Reflection on the rescue of the football team in Thailand, by the Revd Arthur Champion, priest and caver
As I am writing, news is breaking that divers in Thailand have miraculously rescued all 12 boys and their football coach from flooded cave passages some 17 days after they got trapped underground. A well-known Bible verse springs to mind:
The people who walked in darkness
Have seen a great light;
Those who dwelt in the land of the shadow of death,
Upon them a light has shined. (Isaiah 9: 2)
These youngsters had literally “walked in darkness” and after a week all hope of them being rescued had almost faded until two British cave divers managed to dig through an underwater obstruction and found them sitting on a mud bank just above the water level. The public’s imagination was fired up by the difficulty of rescuing these young lads since none of them could swim let alone use scuba gear. The accidental drowning of a Thai Navy Seal emphasised the risks for these novice divers who would have to swim through dark, narrow passages.

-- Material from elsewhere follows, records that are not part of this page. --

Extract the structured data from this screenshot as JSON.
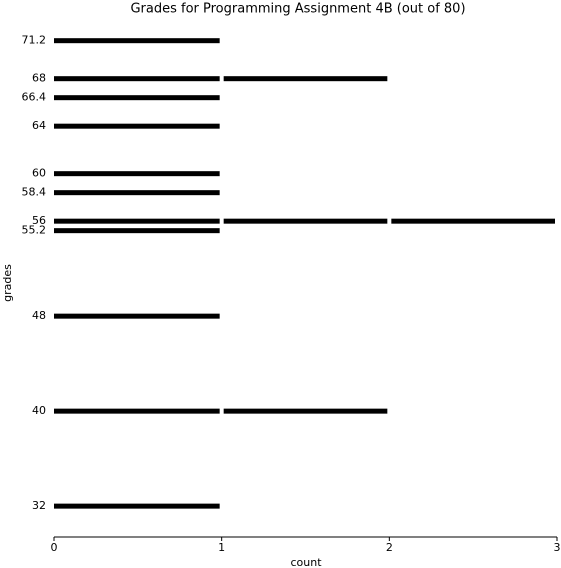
{
  "chart_data": {
    "type": "bar",
    "orientation": "horizontal",
    "title": "Grades for Programming Assignment 4B (out of 80)",
    "xlabel": "count",
    "ylabel": "grades",
    "y": [
      71.2,
      68,
      66.4,
      64,
      60,
      58.4,
      56,
      55.2,
      48,
      40,
      32
    ],
    "values": [
      1,
      2,
      1,
      1,
      1,
      1,
      3,
      1,
      1,
      2,
      1
    ],
    "color": "#000000",
    "xlim": [
      0,
      3
    ],
    "xticks": [
      0,
      1,
      2,
      3
    ],
    "ylim": [
      29.4,
      72.1
    ],
    "yticks": [
      71.2,
      68,
      66.4,
      64,
      60,
      58.4,
      56,
      55.2,
      48,
      40,
      32
    ]
  }
}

Surely at this point millions of people of all faiths, and none, were moved to start praying. Finally on 10th July, thanks to a massive international effort, the Wild Boar football team had all been brought to the surface! They escaped just hours before monsoon rainfall inundated the entire cave system.

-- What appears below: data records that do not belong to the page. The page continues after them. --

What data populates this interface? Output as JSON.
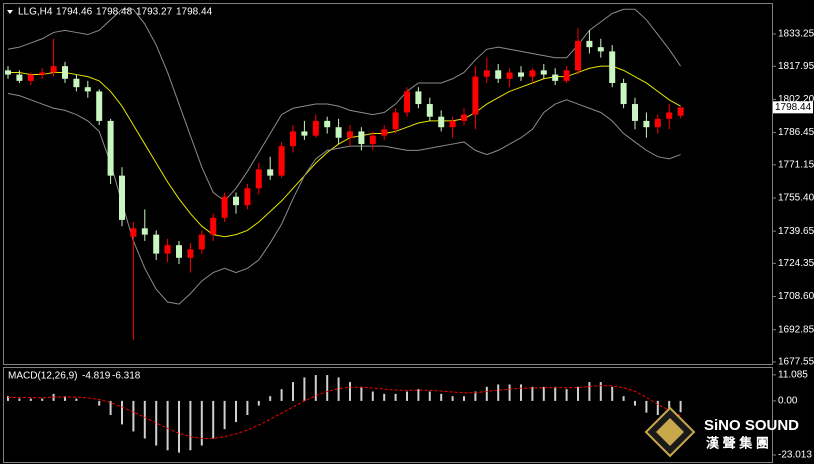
{
  "chart_data": [
    {
      "type": "candlestick",
      "title": "LLG,H4",
      "up_color": "#ff0000",
      "down_color": "#c8f5c0",
      "ylim": [
        1676.1,
        1847.5
      ],
      "yticks": [
        1833.25,
        1817.95,
        {
          "value": 1802.2,
          "label": "1802.20"
        },
        1786.45,
        1771.15,
        {
          "value": 1755.4,
          "label": "1755.40"
        },
        1739.65,
        1724.35,
        {
          "value": 1708.6,
          "label": "1708.60"
        },
        1692.85,
        1677.55
      ],
      "ohlc": [
        [
          1816,
          1818,
          1812,
          1814
        ],
        [
          1814,
          1816,
          1810,
          1811
        ],
        [
          1811,
          1815,
          1809,
          1814
        ],
        [
          1814,
          1817,
          1812,
          1815
        ],
        [
          1815,
          1831,
          1813,
          1818
        ],
        [
          1818,
          1820,
          1810,
          1812
        ],
        [
          1812,
          1814,
          1806,
          1808
        ],
        [
          1808,
          1811,
          1803,
          1806
        ],
        [
          1806,
          1807,
          1790,
          1792
        ],
        [
          1792,
          1793,
          1762,
          1766
        ],
        [
          1766,
          1770,
          1742,
          1745
        ],
        [
          1737,
          1744,
          1688,
          1741
        ],
        [
          1741,
          1750,
          1735,
          1738
        ],
        [
          1738,
          1740,
          1726,
          1729
        ],
        [
          1729,
          1736,
          1725,
          1733
        ],
        [
          1733,
          1735,
          1724,
          1727
        ],
        [
          1727,
          1734,
          1720,
          1731
        ],
        [
          1731,
          1740,
          1729,
          1738
        ],
        [
          1738,
          1748,
          1735,
          1746
        ],
        [
          1746,
          1758,
          1744,
          1756
        ],
        [
          1756,
          1758,
          1748,
          1752
        ],
        [
          1752,
          1762,
          1750,
          1760
        ],
        [
          1760,
          1772,
          1757,
          1769
        ],
        [
          1769,
          1775,
          1764,
          1766
        ],
        [
          1766,
          1782,
          1765,
          1780
        ],
        [
          1780,
          1790,
          1777,
          1787
        ],
        [
          1787,
          1792,
          1783,
          1785
        ],
        [
          1785,
          1795,
          1784,
          1792
        ],
        [
          1792,
          1794,
          1786,
          1789
        ],
        [
          1789,
          1793,
          1781,
          1784
        ],
        [
          1784,
          1790,
          1780,
          1787
        ],
        [
          1787,
          1789,
          1778,
          1781
        ],
        [
          1781,
          1787,
          1778,
          1785
        ],
        [
          1785,
          1790,
          1783,
          1788
        ],
        [
          1788,
          1798,
          1786,
          1796
        ],
        [
          1796,
          1808,
          1794,
          1806
        ],
        [
          1806,
          1808,
          1798,
          1800
        ],
        [
          1800,
          1803,
          1792,
          1794
        ],
        [
          1794,
          1797,
          1787,
          1789
        ],
        [
          1789,
          1794,
          1784,
          1792
        ],
        [
          1792,
          1798,
          1790,
          1795
        ],
        [
          1795,
          1818,
          1788,
          1813
        ],
        [
          1813,
          1822,
          1810,
          1816
        ],
        [
          1816,
          1819,
          1810,
          1812
        ],
        [
          1812,
          1817,
          1808,
          1815
        ],
        [
          1815,
          1818,
          1811,
          1813
        ],
        [
          1813,
          1817,
          1810,
          1816
        ],
        [
          1816,
          1819,
          1812,
          1814
        ],
        [
          1814,
          1817,
          1809,
          1811
        ],
        [
          1811,
          1818,
          1810,
          1816
        ],
        [
          1816,
          1836,
          1814,
          1830
        ],
        [
          1830,
          1835,
          1824,
          1827
        ],
        [
          1827,
          1831,
          1822,
          1825
        ],
        [
          1825,
          1828,
          1808,
          1810
        ],
        [
          1810,
          1812,
          1798,
          1800
        ],
        [
          1800,
          1803,
          1788,
          1792
        ],
        [
          1792,
          1796,
          1784,
          1789
        ],
        [
          1789,
          1795,
          1786,
          1793
        ],
        [
          1793,
          1800,
          1788,
          1796
        ],
        [
          1794.46,
          1798.48,
          1793.27,
          1798.44
        ]
      ],
      "series": [
        {
          "color": "#e6e600",
          "values": [
            1815,
            1815,
            1814,
            1814,
            1815,
            1815,
            1814,
            1813,
            1811,
            1806,
            1799,
            1790,
            1781,
            1772,
            1763,
            1755,
            1748,
            1742,
            1738,
            1737,
            1738,
            1740,
            1744,
            1749,
            1754,
            1760,
            1766,
            1772,
            1777,
            1781,
            1784,
            1785,
            1786,
            1786,
            1787,
            1789,
            1791,
            1792,
            1792,
            1792,
            1793,
            1796,
            1800,
            1803,
            1806,
            1808,
            1810,
            1812,
            1813,
            1813,
            1815,
            1817,
            1818,
            1818,
            1816,
            1813,
            1810,
            1806,
            1802,
            1799
          ]
        },
        {
          "color": "#8c8c8c",
          "values": [
            1826,
            1827,
            1829,
            1831,
            1834,
            1835,
            1834,
            1833,
            1835,
            1840,
            1845,
            1845,
            1838,
            1828,
            1815,
            1800,
            1785,
            1770,
            1758,
            1754,
            1760,
            1768,
            1777,
            1786,
            1795,
            1798,
            1799,
            1800,
            1800,
            1799,
            1797,
            1796,
            1795,
            1796,
            1800,
            1806,
            1810,
            1810,
            1810,
            1812,
            1815,
            1821,
            1826,
            1827,
            1826,
            1825,
            1824,
            1823,
            1822,
            1822,
            1828,
            1835,
            1839,
            1843,
            1845,
            1845,
            1840,
            1833,
            1826,
            1818
          ]
        },
        {
          "color": "#8c8c8c",
          "values": [
            1805,
            1804,
            1802,
            1800,
            1798,
            1797,
            1795,
            1792,
            1787,
            1772,
            1753,
            1735,
            1722,
            1712,
            1706,
            1705,
            1710,
            1716,
            1720,
            1722,
            1720,
            1722,
            1726,
            1734,
            1743,
            1755,
            1766,
            1774,
            1778,
            1779,
            1780,
            1780,
            1780,
            1780,
            1779,
            1778,
            1778,
            1779,
            1780,
            1781,
            1782,
            1778,
            1776,
            1778,
            1781,
            1784,
            1788,
            1796,
            1800,
            1802,
            1800,
            1798,
            1796,
            1792,
            1786,
            1782,
            1778,
            1775,
            1774,
            1776
          ]
        }
      ]
    },
    {
      "type": "macd",
      "title": "MACD(12,26,9)",
      "hist_color": "#d0d0d0",
      "signal_color": "#ff0000",
      "ylim": [
        -26,
        14
      ],
      "yticks": [
        11.085,
        {
          "value": 0,
          "label": "0.00"
        },
        -23.013
      ],
      "histogram": [
        2,
        1,
        1,
        1,
        3,
        2,
        1,
        0,
        -2,
        -6,
        -10,
        -13,
        -16,
        -19,
        -21,
        -22,
        -21,
        -19,
        -16,
        -12,
        -9,
        -6,
        -2,
        2,
        5,
        8,
        10,
        11,
        11,
        10,
        8,
        6,
        4,
        3,
        3,
        4,
        5,
        4,
        3,
        2,
        2,
        4,
        6,
        7,
        7,
        7,
        6,
        6,
        6,
        5,
        6,
        8,
        8,
        6,
        2,
        -2,
        -5,
        -6,
        -6,
        -4.819
      ],
      "signal": [
        1.5,
        1.5,
        1.4,
        1.3,
        1.6,
        1.7,
        1.6,
        1.3,
        0.6,
        -0.7,
        -2.6,
        -4.7,
        -7,
        -9.4,
        -11.7,
        -13.8,
        -15.2,
        -16,
        -16,
        -15.2,
        -14,
        -12.4,
        -10.3,
        -7.8,
        -5.2,
        -2.6,
        0,
        2.2,
        4,
        5.2,
        5.8,
        5.8,
        5.5,
        5,
        4.6,
        4.5,
        4.6,
        4.5,
        4.2,
        3.8,
        3.4,
        3.5,
        4,
        4.6,
        5,
        5.4,
        5.5,
        5.6,
        5.7,
        5.6,
        5.7,
        6.1,
        6.5,
        6.4,
        5.6,
        4.1,
        1.5,
        -1.5,
        -4,
        -6.318
      ]
    }
  ],
  "logo": {
    "name": "SiNO SOUND",
    "subtitle": "漢 聲 集 團"
  }
}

By the time you read this I expect these youngsters will have become international TV celebrities and their story will be turned into a Hollywood blockbuster. The two British cave divers Rick Stanton and John Volanthen certainly deserve a medal of some kind. (Rick and I have met more than once although I reluctantly decided to resign from the local cave rescue team in 2014 when joining the Churn Valley Benefice.) In the end the lads were brought out by an international team of cave divers who were supported by countless others. Let’s not forget to thank God for holding off the monsoon rains which could so easily have claimed the lives of many people underground during the last few days.
Caves are, to misquote Star Trek: “The final frontier”… where ordinary people can “boldly go where no man has gone before”. Once in the 1970s I too was caught out by heavy rainfall and was trapped with two friends for 13 hours inside a flooded cave. Our innocent adventure had turned into a nightmare. We were just like: “Those who dwelt in the land of the shadow of death.” However, I will always be grateful to friends who risked their lives to come and get us out safely. As soon as we saw the leader of the Upper Wharfedale Fell Rescue Team, with his extraordinary bright light, we knew that all would be well.

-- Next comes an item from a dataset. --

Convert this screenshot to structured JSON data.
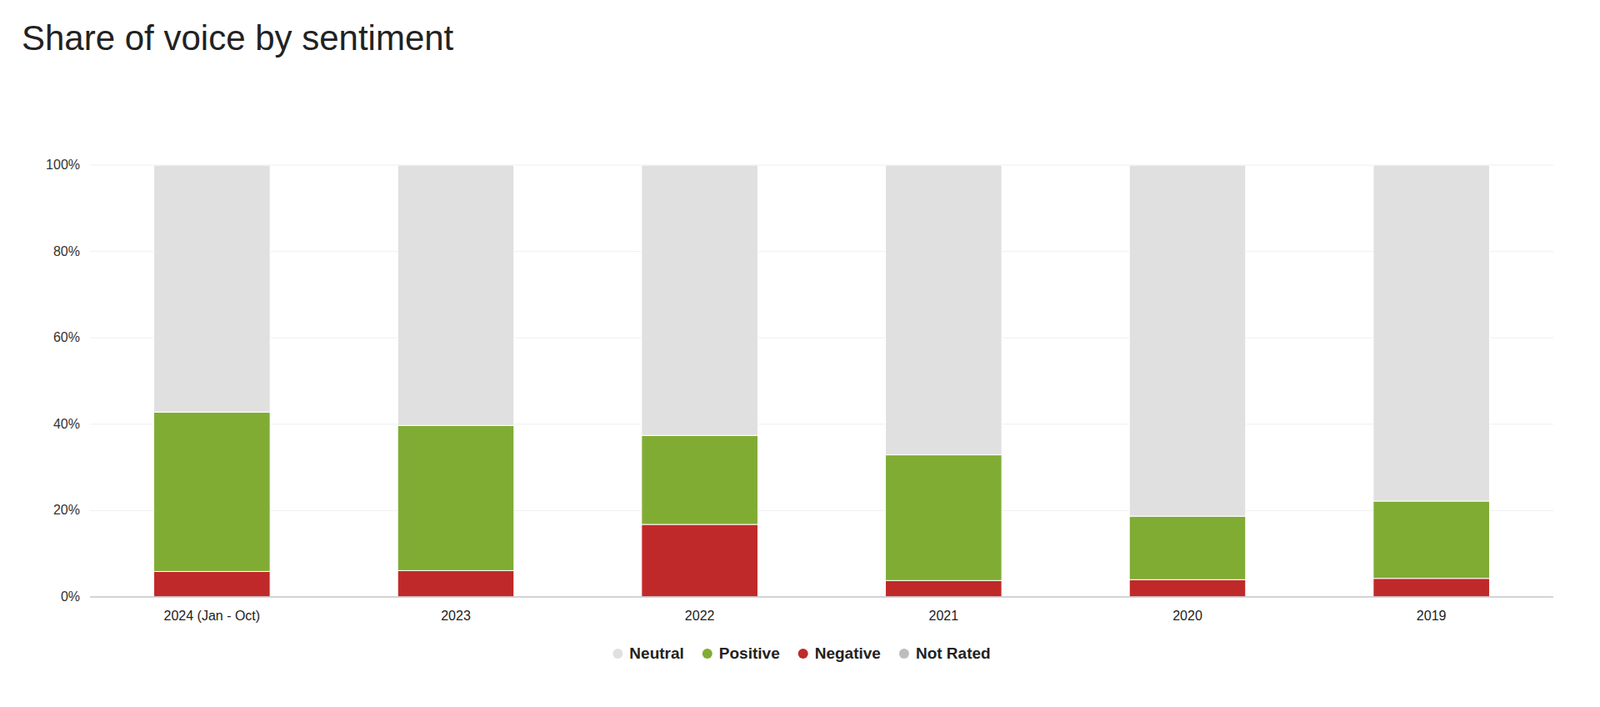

I wonder if a parallel can be drawn between these cave rescue stories and the Christian Gospel? The sort of darkness I mean is not so much physical as spiritual. Countless generations of our ancestors had faith in a higher being but today our prevailing culture has become ignorant and apathetic towards God. Some people seem to have a stubborn, short-sighted determination to ignore the light that is available through the Bible’s teaching. In attempting to free themselves from God’s rule they inevitably end up in a far worse state of entrapment. Human sin can take many forms from mass murder at one extreme to the more respectable sin of being a workaholic at the other extreme. Sin easily becomes habit forming and near impossible to escape.
The Bible teaches that people cannot save themselves but the good news is that God has come to our rescue! Some 2,000 years ago a Saviour was born who perfectly fulfilled all that had been prophesied in the Hebrew Bible. At Christmas our church services often start with a reading from the Gospel according to Saint John which speaks of Jesus in glowing terms: “… in him was life, and the life was the light of all people. The light shines in the darkness, and the darkness did not overcome it.” At any time and any place, however dark the circumstances, the light of Jesus Christ is still shining and can truly set people free.